Is your feature request related to a problem? Please describe

I would like to deploy consolidated control findings in Security Hub, but the role definition and Lambda in the SRA solution don't yet support it.

Describe the solution you'd like

I'd like the sra-securityhub-configuration role to include permissions for the batch security control APIs and the deployment Lambda to explicitly specify consolidation when enabling Security Hub, to make the behavior of Security Hub deployments use this feature. This is the new default behavior, but my account was using Security Hub before that was changed.

Please see https://github.com/oshaughnessy/aws-security-reference-architecture-examples/pull/1/files for example code.
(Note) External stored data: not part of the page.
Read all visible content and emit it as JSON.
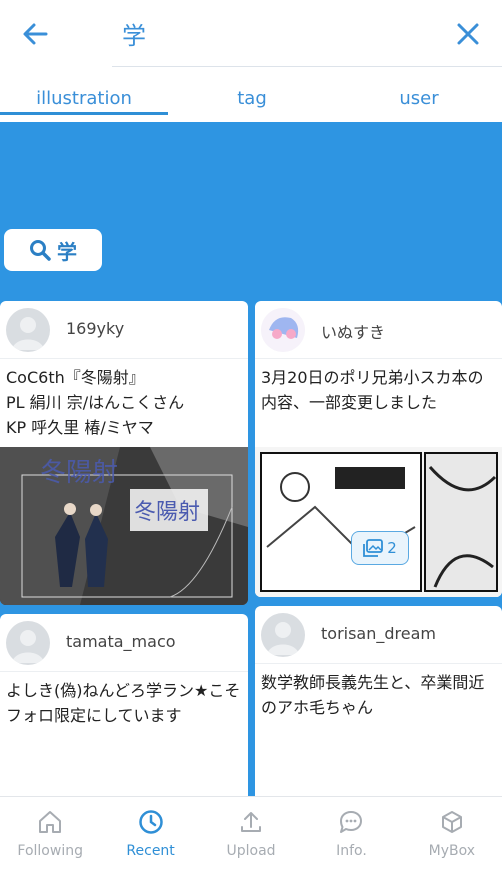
{
  "search": {
    "query": "学"
  },
  "tabs": [
    {
      "label": "illustration",
      "active": true
    },
    {
      "label": "tag",
      "active": false
    },
    {
      "label": "user",
      "active": false
    }
  ],
  "search_chip": {
    "label": "学",
    "icon": "search-icon"
  },
  "cards": [
    {
      "username": "169yky",
      "text": "CoC6th『冬陽射』\nPL 絹川 宗/はんこくさん\nKP 呼久里 椿/ミヤマ",
      "thumb_caption": "冬陽射"
    },
    {
      "username": "いぬすき",
      "text": "3月20日のポリ兄弟小スカ本の内容、一部変更しました",
      "image_count": "2"
    },
    {
      "username": "tamata_maco",
      "text": "よしき(偽)ねんどろ学ラン★こそフォロ限定にしています"
    },
    {
      "username": "torisan_dream",
      "text": "数学教師長義先生と、卒業間近のアホ毛ちゃん"
    }
  ],
  "nav": [
    {
      "label": "Following",
      "icon": "home-icon",
      "active": false
    },
    {
      "label": "Recent",
      "icon": "clock-icon",
      "active": true
    },
    {
      "label": "Upload",
      "icon": "upload-icon",
      "active": false
    },
    {
      "label": "Info.",
      "icon": "chat-icon",
      "active": false
    },
    {
      "label": "MyBox",
      "icon": "box-icon",
      "active": false
    }
  ],
  "colors": {
    "accent": "#2f8fd6",
    "background_blue": "#2e95e2",
    "inactive": "#a7acb2"
  }
}
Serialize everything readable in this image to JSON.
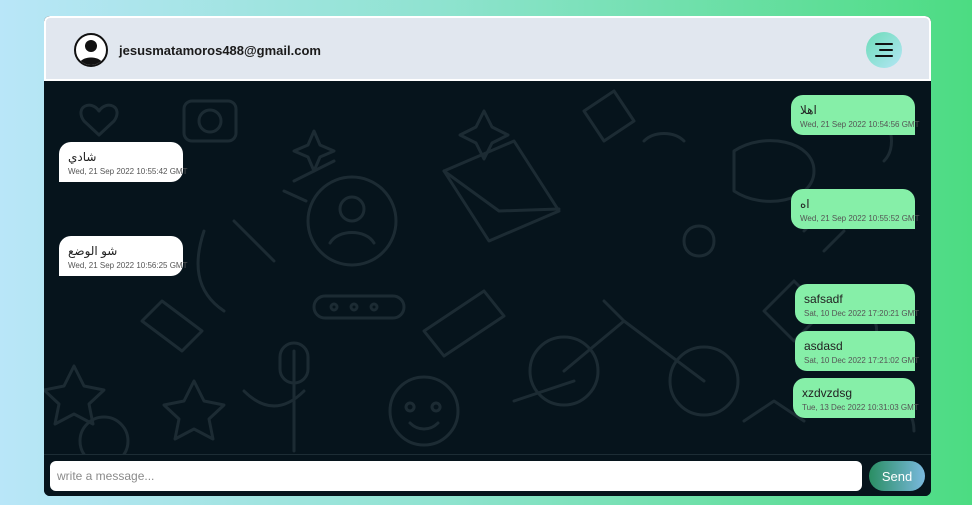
{
  "header": {
    "user_email": "jesusmatamoros488@gmail.com",
    "avatar_icon": "user-avatar-icon",
    "menu_icon": "hamburger-menu-icon"
  },
  "messages": [
    {
      "direction": "out",
      "text": "اهلا",
      "time": "Wed, 21 Sep 2022 10:54:56 GMT"
    },
    {
      "direction": "in",
      "text": "شادي",
      "time": "Wed, 21 Sep 2022 10:55:42 GMT"
    },
    {
      "direction": "out",
      "text": "اه",
      "time": "Wed, 21 Sep 2022 10:55:52 GMT"
    },
    {
      "direction": "in",
      "text": "شو الوضع",
      "time": "Wed, 21 Sep 2022 10:56:25 GMT"
    },
    {
      "direction": "out",
      "text": "safsadf",
      "time": "Sat, 10 Dec 2022 17:20:21 GMT"
    },
    {
      "direction": "out",
      "text": "asdasd",
      "time": "Sat, 10 Dec 2022 17:21:02 GMT"
    },
    {
      "direction": "out",
      "text": "xzdvzdsg",
      "time": "Tue, 13 Dec 2022 10:31:03 GMT"
    }
  ],
  "composer": {
    "value": "",
    "placeholder": "write a message...",
    "send_label": "Send"
  },
  "colors": {
    "chat_background": "#06141c",
    "outgoing_bubble": "#86efa8",
    "incoming_bubble": "#ffffff",
    "header_background": "#e1e7ef"
  }
}
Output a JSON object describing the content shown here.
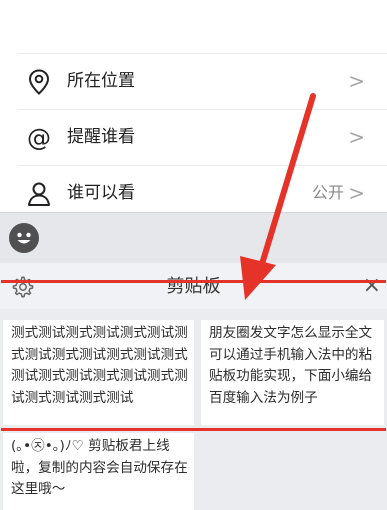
{
  "settings": {
    "location": {
      "label": "所在位置",
      "icon": "location-pin-icon"
    },
    "remind": {
      "label": "提醒谁看",
      "icon": "at-sign-icon"
    },
    "visibility": {
      "label": "谁可以看",
      "icon": "person-icon",
      "value": "公开"
    },
    "chevron": ">"
  },
  "emoji_bar": {
    "icon": "emoji-face-icon"
  },
  "keyboard": {
    "title": "剪贴板",
    "close": "×",
    "settings_icon": "gear-icon",
    "clips": [
      "测式测试测式测试测式测试测式测试测式测试测式测试测式测试测式测试测式测试测式测试测式测试测式测试",
      "朋友圈发文字怎么显示全文可以通过手机输入法中的粘贴板功能实现，下面小编给百度输入法为例子",
      "(｡•㉨•｡)ﾉ♡ 剪贴板君上线啦，复制的内容会自动保存在这里哦～"
    ]
  },
  "colors": {
    "annotation_red": "#e5332a",
    "keyboard_bg": "#ebecf0",
    "emoji_bar_bg": "#e6e7eb"
  }
}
Describe alternatives you've considered

The alternative would be to leave consolidated control findings off.

Additional context

See the AWS blog post, Prepare for consolidated controls view and consolidated control findings in AWS Security Hub

See the description of securityhub.client.enable_security_hub():

... ControlFindingGenerator -

This field, used when enabling Security Hub, specifies whether the calling account has consolidated control findings turned on. If the value for this field is set to SECURITY_CONTROL, Security Hub generates a single finding for a control check even when the check applies to multiple enabled standards.

If the value for this field is set to STANDARD_CONTROL, Security Hub generates separate findings for a control check when the check applies to multiple enabled standards.

The value for this field in a member account matches the value in the administrator account. For accounts that aren’t part of an organization, the default value of this field is SECURITY_CONTROL if you enabled Security Hub on or after February 23, 2023.

My fork includes changes to the role definition and Lambda so that consolidated findings are used when deploying the Security Hub Organization solution.

[oshaughnessy]

Hello, AWS team. I've submitted this per the contributing guidelines. Is there something else I can do to get the conversation going? Thank you.